Her department’s spokesperson also called the nongovernmental organisation’s court appearance over a different matter this week a “gimmick”.
Motshekga’s statement was in response to the mobilisation of pupils, parents, teachers and other community members by Equal Education to participate in marches in Cape Town, Johannesburg, and Pretoria demanding safer and better-resourced schools.
” … To suddenly see a group of white adults organising black African children with half-truths can only be opportunistic, patronising and simply dishonest to say the least,” Mothsekga said on Tuesday in the statement.
Last week, the organisation said it was taking her to court again for allegedly breaching an agreement to publish the norms by May 15. Judge DZ Dukada at the Eastern Cape High Court ruled, according to Equal Education’s request, the matter was urgent and would be heard in on July 11.
The nongovernmental organisation said on Tuesday evening it was shocked and disappointed by Motshekga’s comments.
Equal Education chairperson Yoliswa Dwane called for Motshekga to distance herself from the statements, which it said was racist.
“Equal Education consists of people of every background and we are very proud of this. Any person who commits [themselves] to advancing the daily struggles of poor and working class youth is welcome in Equal Education,” said Dwane.
“That these values exist is something that those responsible for education should celebrate, not attack.”
Motshekga published a draft set of norms in January which Equal Education and other activists and lawyers described as “severely inadequate”. Motshekga said in Tuesday’s statement that a re-draft of the document would take at least six months to complete.
She said she has been communicating with Equal Education to update it on the department’s progress in this regard.

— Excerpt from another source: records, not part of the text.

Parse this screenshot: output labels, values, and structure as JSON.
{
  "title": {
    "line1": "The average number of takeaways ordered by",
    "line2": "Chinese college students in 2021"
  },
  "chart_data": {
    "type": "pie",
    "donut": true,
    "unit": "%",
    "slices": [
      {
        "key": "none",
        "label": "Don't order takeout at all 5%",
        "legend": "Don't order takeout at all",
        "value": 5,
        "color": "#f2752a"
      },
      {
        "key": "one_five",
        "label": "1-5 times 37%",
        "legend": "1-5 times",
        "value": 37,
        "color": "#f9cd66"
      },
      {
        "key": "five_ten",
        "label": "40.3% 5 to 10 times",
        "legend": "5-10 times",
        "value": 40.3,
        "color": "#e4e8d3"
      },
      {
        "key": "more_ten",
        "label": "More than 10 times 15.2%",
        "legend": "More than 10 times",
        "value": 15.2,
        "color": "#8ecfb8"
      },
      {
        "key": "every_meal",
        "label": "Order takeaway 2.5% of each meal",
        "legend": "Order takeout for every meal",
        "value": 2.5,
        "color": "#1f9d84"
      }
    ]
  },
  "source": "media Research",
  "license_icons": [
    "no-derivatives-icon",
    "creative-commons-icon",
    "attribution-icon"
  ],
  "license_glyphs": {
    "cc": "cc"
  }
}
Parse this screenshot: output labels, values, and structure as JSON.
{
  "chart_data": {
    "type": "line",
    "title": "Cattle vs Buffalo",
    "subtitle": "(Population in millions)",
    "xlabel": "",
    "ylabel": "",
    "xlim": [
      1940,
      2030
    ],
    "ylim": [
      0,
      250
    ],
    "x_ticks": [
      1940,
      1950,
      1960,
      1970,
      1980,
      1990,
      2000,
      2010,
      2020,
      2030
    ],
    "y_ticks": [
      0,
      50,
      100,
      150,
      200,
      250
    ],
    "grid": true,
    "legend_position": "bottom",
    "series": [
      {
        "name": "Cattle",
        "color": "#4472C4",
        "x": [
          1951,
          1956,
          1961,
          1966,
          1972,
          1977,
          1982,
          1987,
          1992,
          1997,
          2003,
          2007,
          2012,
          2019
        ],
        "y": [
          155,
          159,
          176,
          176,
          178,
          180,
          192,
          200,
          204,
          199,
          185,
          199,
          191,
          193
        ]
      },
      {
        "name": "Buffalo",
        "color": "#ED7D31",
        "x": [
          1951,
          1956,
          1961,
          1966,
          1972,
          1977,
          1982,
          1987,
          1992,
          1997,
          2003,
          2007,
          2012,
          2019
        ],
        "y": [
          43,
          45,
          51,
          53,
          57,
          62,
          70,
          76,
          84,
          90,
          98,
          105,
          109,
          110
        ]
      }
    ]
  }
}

She wrote a letter to the organisation on May 9 in which she indicated that the compulsory consultation process with the National Economic Development and Labour Council had not been concluded. When she received its report, Motshekga said, she would consider all recommendations.
“It is important to emphasise that norms and standards cannot be published at the whim of Equal Education,” said Motshekga.
“The South African government is a democracy that requires all involved and interested in education to have ample time to make input to the final regulations,” she said.
But Equal Education said “every factual claim” by the department in its statement “about the process needed for the finalisation of Minimum Norms and Standards for School Infrastructure is wrong and misleading”.
Meanwhile, basic education spokesperson Panyaza Lesufi said the department would appear in court if it received a notice to do so after a grade 11 Eastern Cape pupil took it to court over the condition of her school.
“We believe this case is part of the gimmick of the Equal Education to embarrass the department,” he said.
Equal Education is one of the applicants in the case.
Last year the pupil took Motshekga, the Eastern Cape’s education minister, her school principal, and the school’s governing body to the Bhisho High Court about the condition of her school.
The matter went before the court on Tuesday and was postponed to October 22.
Palesa Manyokole, of the Moshesh Senior Secondary School in Queen’s Mercy, complained that the principal was often absent and unlawfully expelled pupils; teachers were absent and late; there was a shortage of qualified teachers; and there was no curriculum planning.
The basic education department claimed that, as from July, it would open one school per week in the Eastern Cape.
These are an addition to several other schools opened in Mthatha in the last three months.
These former mud structures reportedly all have early childhood development facilities, administration blocks, soup kitchens, ablution blocks, water and electricity.
“Equal Education will not be brave enough to acknowledge this, or any progress we make on a daily basis regarding school infrastructure,” said Motshekga.